Do we believe the "Super SIMD" / "VLIW2" patent is applicable to Navi? It doesn't feel like a huge departure from GCN to me, so it feels very plausible to me that it'd be considered for Navi (whether it makes it into the final design is another question; patents don't always result in end-products).
One thing I'm still confused about with GCN and my Google-fu is failing me (asking console devs on Twitter might be the easiest route but hopefully someone here knows as well): transcendental/special-function is 1/4 rate on GCN, but do they stall the entire pipeline for 4 cycles, or can FMAs be issued in parallel for some of these cycles?
Everything I've found implies that they stall the pipeline for 4 cycles, which is pretty bad (speaking from experience for mobile workloads *sigh* maybe not as bad on PC-level workloads) and compares pretty badly with NVIDIA which on Volta/Turing is able to co-issue SFU instructions 100% for free and they don't stall the pipeline unless they're the overall bottleneck (as they've got spare decoder and spare register bandwidth, and they deschedule the warp until the result is ready; obviously they can't co-issue FP+INT+SFU, but FP+SFU and INT+SFU are fine).

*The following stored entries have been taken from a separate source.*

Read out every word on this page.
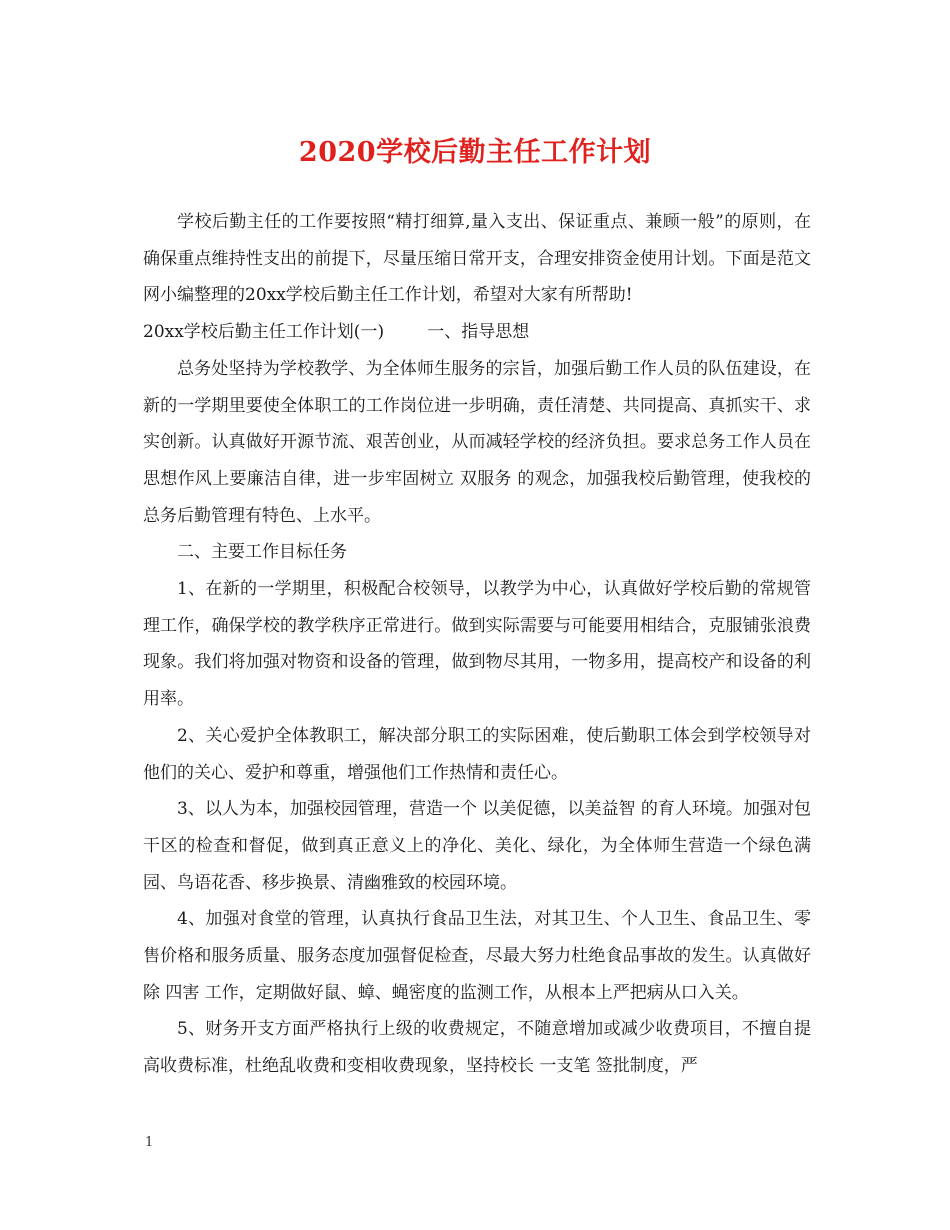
2020学校后勤主任工作计划

学校后勤主任的工作要按照“精打细算,量入支出、保证重点、兼顾一般”的原则，在确保重点维持性支出的前提下，尽量压缩日常开支，合理安排资金使用计划。下面是范文网小编整理的20xx学校后勤主任工作计划，希望对大家有所帮助!

20xx学校后勤主任工作计划(一)        一、指导思想

总务处坚持为学校教学、为全体师生服务的宗旨，加强后勤工作人员的队伍建设，在新的一学期里要使全体职工的工作岗位进一步明确，责任清楚、共同提高、真抓实干、求实创新。认真做好开源节流、艰苦创业，从而减轻学校的经济负担。要求总务工作人员在思想作风上要廉洁自律，进一步牢固树立 双服务 的观念，加强我校后勤管理，使我校的总务后勤管理有特色、上水平。

二、主要工作目标任务

1、在新的一学期里，积极配合校领导，以教学为中心，认真做好学校后勤的常规管理工作，确保学校的教学秩序正常进行。做到实际需要与可能要用相结合，克服铺张浪费现象。我们将加强对物资和设备的管理，做到物尽其用，一物多用，提高校产和设备的利用率。

2、关心爱护全体教职工，解决部分职工的实际困难，使后勤职工体会到学校领导对他们的关心、爱护和尊重，增强他们工作热情和责任心。

3、以人为本，加强校园管理，营造一个 以美促德，以美益智 的育人环境。加强对包干区的检查和督促，做到真正意义上的净化、美化、绿化，为全体师生营造一个绿色满园、鸟语花香、移步换景、清幽雅致的校园环境。

4、加强对食堂的管理，认真执行食品卫生法，对其卫生、个人卫生、食品卫生、零售价格和服务质量、服务态度加强督促检查，尽最大努力杜绝食品事故的发生。认真做好除 四害 工作，定期做好鼠、蟑、蝇密度的监测工作，从根本上严把病从口入关。

5、财务开支方面严格执行上级的收费规定，不随意增加或减少收费项目，不擅自提高收费标准，杜绝乱收费和变相收费现象，坚持校长 一支笔 签批制度，严

1
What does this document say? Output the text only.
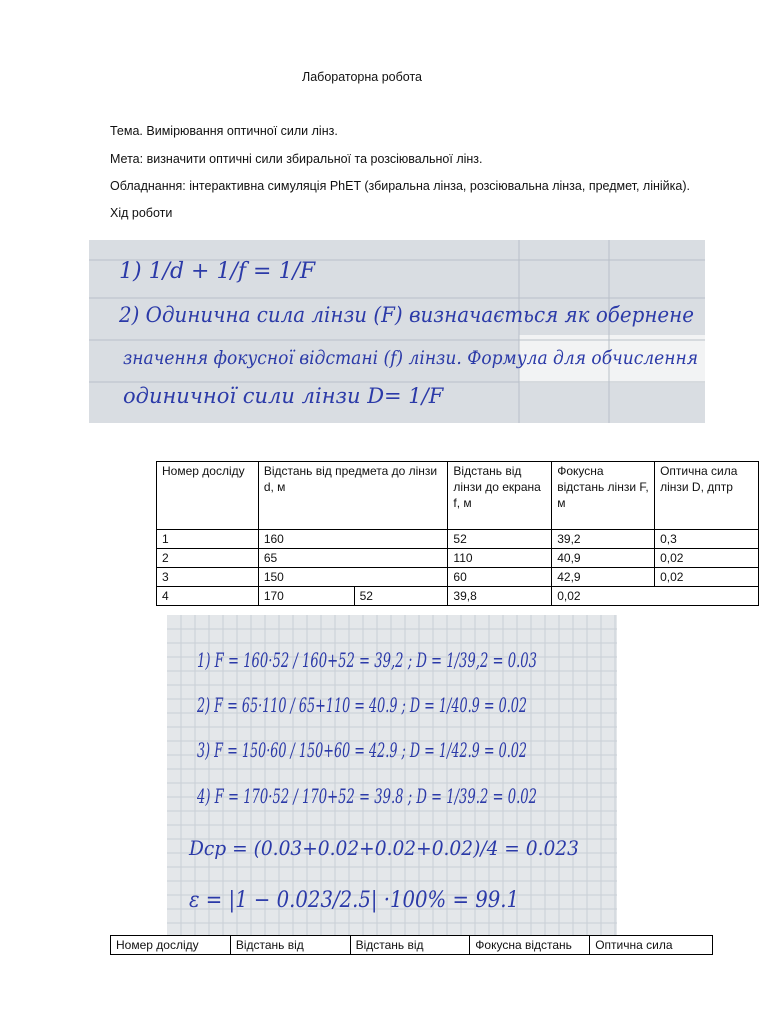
Лабораторна робота
Тема. Вимірювання оптичної сили лінз.
Мета: визначити оптичні сили збиральної та розсіювальної лінз.
Обладнання: інтерактивна симуляція PhET (збиральна лінза, розсіювальна лінза, предмет, лінійка).
Хід роботи
1) 1/d + 1/f = 1/F
2) Одинична сила лінзи (F) визначається як обернене
значення фокусної відстані (f) лінзи. Формула для обчислення
одиничної сили лінзи D= 1/F
Номер досліду	Відстань від предмета до лінзи d, м		Відстань від лінзи до екрана f, м	Фокусна відстань лінзи F, м	Оптична сила лінзи D, дптр
1	160		52	39,2	0,3
2	65		110	40,9	0,02
3	150		60	42,9	0,02
4	170	52	39,8	0,02	
1) F = 160·52 / 160+52 = 39,2 ; D = 1/39,2 = 0.03
2) F = 65·110 / 65+110 = 40.9 ; D = 1/40.9 = 0.02
3) F = 150·60 / 150+60 = 42.9 ; D = 1/42.9 = 0.02
4) F = 170·52 / 170+52 = 39.8 ; D = 1/39.2 = 0.02
Dср = (0.03+0.02+0.02+0.02)/4 = 0.023
ε = |1 − 0.023/2.5| ·100% = 99.1
Номер досліду	Відстань від	Відстань від	Фокусна відстань	Оптична сила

It feels to me like at this point, 1 NVIDIA "CUDA core" is actually quite a bit more "effective flops" than an AMD ALU. It's not just the SFU but also interpolation, cubemap instructions, etc... We can examine other parts of the architecture in a lot of detail as much as we want, but I suspect the lower effective ALU throughput is probably a significant part of the performance difference at this point... unlike the Kepler days when NVIDIA was a lot less efficient per claimed flop than they are today.
The "Super SIMD" patent is an interesting opportunity to reverse that for AMD, especially if the "extra FMA" can run in parallel to SFU and interpolation instructions and so on... I really hope it gets implemented in Navi and the desktop GPU market gets a little bit more exciting again!
EDIT: Also this would allow a "64 CU" chip to have 2x as many flops/clock as today's Vega 10 without having to scale the rest of the architecture (for better or worse). It feels like 8192 ALUs with 256-bit GDDR6 and better memory compression could be a very impressive mainstream GPU.